Бобров стукнул кулаком по рычагам лебедки, вылез молча, отряхнулся.
— Везучий ты. Норильск не для тебя. Строка для биографии. Был у меня один рабочий, бывший поп. В таких случаях говорил: «Блюдите, ако опасно ходите!» Так часто говорил, что я запомнил. Такая же лебедка была, и блочок над рудоспуском, сорвался блочок, потащило лебедку в рудоспуск по кускам руды, всего попа изломало, косточки целой не осталось. Других предупреждал: «Блюдите!» А блочок не проверил…
Уже почти до сбойки дошел Бобров, но повернулся и крикнул:
— Ты тоже запомни, красиво сказано: «Блюдите, ако опасно ходите!»
Философские соблазны
Дневного Норильска почти не помню.
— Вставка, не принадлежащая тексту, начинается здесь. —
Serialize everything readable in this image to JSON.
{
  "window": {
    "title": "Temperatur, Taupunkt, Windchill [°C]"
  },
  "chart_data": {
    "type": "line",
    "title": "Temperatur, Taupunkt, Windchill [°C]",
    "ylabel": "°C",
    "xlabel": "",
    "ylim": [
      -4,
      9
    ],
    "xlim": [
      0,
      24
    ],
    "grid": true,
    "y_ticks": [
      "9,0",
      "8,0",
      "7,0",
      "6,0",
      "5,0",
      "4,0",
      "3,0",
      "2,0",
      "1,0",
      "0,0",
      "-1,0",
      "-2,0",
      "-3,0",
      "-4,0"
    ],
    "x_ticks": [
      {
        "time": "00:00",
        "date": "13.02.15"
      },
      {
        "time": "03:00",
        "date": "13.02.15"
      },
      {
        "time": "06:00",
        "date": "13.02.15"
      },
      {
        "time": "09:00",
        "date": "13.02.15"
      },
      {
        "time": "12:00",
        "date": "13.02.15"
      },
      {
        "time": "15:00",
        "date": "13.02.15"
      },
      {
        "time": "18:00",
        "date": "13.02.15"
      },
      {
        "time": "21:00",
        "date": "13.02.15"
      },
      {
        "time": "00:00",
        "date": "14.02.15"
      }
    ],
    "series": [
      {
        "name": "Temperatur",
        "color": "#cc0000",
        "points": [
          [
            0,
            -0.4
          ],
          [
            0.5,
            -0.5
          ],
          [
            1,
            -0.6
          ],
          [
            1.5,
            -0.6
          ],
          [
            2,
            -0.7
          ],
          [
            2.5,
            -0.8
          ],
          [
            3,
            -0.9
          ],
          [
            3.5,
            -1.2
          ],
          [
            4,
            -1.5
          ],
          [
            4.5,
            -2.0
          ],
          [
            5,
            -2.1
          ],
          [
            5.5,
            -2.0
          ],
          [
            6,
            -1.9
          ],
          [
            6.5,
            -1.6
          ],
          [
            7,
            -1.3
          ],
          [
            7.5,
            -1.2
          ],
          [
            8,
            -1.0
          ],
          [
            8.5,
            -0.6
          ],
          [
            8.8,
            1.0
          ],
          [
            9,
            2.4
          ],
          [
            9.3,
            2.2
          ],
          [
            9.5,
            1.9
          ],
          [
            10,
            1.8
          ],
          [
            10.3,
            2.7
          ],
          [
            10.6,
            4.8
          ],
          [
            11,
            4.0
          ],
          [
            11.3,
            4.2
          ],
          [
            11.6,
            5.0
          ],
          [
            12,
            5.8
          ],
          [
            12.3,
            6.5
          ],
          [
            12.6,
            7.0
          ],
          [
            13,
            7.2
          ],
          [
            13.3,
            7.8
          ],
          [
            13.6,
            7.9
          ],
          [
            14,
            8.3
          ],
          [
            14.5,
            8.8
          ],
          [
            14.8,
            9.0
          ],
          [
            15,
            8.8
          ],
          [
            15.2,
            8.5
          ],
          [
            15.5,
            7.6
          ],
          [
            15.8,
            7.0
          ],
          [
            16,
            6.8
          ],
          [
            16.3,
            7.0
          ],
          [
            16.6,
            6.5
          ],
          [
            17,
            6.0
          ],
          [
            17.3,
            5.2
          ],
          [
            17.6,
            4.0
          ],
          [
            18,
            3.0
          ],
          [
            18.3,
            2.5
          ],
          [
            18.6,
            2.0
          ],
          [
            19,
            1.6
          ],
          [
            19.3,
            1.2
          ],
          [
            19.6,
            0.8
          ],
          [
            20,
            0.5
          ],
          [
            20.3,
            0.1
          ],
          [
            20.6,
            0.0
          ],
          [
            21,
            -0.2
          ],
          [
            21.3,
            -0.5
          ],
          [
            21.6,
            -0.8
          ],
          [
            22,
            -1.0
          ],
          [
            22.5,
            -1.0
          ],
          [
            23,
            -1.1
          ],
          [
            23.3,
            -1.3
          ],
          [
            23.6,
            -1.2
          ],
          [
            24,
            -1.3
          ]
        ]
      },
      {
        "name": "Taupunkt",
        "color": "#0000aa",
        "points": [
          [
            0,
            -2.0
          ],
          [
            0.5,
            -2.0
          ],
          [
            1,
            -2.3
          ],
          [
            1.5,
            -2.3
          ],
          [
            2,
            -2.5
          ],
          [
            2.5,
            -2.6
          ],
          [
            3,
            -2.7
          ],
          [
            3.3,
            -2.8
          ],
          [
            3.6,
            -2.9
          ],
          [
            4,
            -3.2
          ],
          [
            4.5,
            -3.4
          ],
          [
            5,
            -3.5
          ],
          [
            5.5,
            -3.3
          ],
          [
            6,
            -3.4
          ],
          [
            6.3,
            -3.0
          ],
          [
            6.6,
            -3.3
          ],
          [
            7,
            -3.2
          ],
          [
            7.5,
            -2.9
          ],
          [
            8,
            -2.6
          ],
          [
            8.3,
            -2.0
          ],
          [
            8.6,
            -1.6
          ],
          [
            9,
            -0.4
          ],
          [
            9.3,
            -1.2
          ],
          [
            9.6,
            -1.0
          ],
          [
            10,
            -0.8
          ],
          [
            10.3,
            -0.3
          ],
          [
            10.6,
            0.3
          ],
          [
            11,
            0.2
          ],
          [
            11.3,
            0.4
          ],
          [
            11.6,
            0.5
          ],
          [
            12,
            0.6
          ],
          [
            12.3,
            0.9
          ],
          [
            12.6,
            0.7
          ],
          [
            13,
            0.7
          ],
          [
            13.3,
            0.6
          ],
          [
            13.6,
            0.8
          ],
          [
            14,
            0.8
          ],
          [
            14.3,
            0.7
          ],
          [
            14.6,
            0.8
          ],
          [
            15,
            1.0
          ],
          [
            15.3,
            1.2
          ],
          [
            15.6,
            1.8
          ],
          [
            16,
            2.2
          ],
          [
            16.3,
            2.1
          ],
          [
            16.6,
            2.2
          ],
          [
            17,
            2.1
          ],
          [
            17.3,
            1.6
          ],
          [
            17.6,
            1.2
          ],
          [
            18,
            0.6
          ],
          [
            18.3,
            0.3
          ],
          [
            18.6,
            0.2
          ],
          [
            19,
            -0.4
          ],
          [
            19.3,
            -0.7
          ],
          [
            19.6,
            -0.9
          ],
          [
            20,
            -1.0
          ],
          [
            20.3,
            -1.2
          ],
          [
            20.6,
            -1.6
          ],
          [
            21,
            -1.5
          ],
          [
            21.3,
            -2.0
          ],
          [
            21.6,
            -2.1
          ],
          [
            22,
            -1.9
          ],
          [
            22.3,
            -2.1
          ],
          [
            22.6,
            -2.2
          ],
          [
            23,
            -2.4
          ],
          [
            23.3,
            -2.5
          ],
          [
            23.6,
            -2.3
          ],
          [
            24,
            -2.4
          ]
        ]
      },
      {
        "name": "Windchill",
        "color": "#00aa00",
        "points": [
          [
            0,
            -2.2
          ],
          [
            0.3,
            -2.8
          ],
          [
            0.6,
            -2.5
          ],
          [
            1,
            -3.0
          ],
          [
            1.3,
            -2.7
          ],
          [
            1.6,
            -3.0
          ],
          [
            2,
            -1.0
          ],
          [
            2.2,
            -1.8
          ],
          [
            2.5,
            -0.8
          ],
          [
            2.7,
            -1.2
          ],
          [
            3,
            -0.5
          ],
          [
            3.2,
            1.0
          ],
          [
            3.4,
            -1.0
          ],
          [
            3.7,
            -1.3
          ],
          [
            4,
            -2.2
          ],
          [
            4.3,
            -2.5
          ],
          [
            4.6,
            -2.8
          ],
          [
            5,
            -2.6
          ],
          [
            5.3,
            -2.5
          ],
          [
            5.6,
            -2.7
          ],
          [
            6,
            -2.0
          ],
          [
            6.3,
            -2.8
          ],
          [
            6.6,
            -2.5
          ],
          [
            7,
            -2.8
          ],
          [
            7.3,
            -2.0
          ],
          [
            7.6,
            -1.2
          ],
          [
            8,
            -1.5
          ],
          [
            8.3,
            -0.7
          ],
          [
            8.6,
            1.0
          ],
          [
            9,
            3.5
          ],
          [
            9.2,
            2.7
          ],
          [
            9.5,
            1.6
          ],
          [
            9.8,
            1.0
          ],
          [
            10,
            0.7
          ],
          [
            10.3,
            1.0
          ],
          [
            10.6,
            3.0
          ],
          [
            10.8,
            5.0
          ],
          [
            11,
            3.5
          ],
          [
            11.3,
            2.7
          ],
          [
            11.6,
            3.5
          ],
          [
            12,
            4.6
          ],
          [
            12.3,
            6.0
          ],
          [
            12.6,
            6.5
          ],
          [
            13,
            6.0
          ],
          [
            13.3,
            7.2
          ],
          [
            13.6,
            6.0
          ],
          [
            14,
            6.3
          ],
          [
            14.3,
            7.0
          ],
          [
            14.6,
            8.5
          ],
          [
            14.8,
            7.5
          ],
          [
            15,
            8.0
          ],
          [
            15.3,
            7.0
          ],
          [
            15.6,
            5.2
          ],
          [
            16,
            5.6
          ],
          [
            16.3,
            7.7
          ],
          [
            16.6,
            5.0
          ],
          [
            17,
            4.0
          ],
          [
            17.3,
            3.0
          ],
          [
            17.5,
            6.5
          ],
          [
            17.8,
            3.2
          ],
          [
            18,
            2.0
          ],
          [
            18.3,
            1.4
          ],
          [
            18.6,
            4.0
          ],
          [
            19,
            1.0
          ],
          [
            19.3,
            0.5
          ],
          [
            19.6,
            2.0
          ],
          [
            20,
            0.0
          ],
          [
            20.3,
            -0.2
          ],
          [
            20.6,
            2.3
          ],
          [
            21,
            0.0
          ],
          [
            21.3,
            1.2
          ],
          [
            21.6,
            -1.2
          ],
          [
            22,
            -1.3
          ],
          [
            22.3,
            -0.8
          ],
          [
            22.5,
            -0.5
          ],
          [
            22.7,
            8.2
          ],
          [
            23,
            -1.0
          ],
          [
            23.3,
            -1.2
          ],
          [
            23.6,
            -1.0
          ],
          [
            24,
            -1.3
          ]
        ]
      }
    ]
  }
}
Ночь да ночь! И всего три места пребывания — общежитие, рудник, клуб.
Главный в клубе — киномеханик. Официально. Неофициально — наша небольшая компания, обеспечивающая молодежь рудничного поселка, как нынче принято говорить, развлекательными программами. Киномеханик доволен, и его довольством мы откровенно злоупотребляем.
Так сложился небольшой кружок, четыре-пять человек. Цель — проверить товарища Карла Маркса, так ли уж прав сей бородач, положим, относительно классовой борьбы, прибавочной стоимости, преимущества государственного капитализма и, главное — исторического гегемонизма пролетариата. Реального гегемонизма, а не теоретически относительного.
Чего там! Без улыбки не вспоминается. Хотя бы то усердие, с каковым конспектировали страницы «Капитала», как вгрызались в терминологию, как злорадствовали, наткнувшись якобы на противоречие, как пытались на минимуме информации по марксовской схеме просчитать прибавочную стоимость эксплуатации норильских шахт и рудников..
При том мы по-прежнему оставались «комсомольцами» и советскими по духу, ибо главной нашей заботой было «исправление социализма», и, когда б такой путь существовал — я же помню! — жизнь положили бы на то без сожаления соответственно социальному накалу наших душ; он, сей «накал», ей-богу, был первичен по отношению ко всему прочему, чем еще жили души наши. Девушки-девчата, гитары и заполярный самогон, драки с «чужими» — ничто не прошло мимо… Но вторично!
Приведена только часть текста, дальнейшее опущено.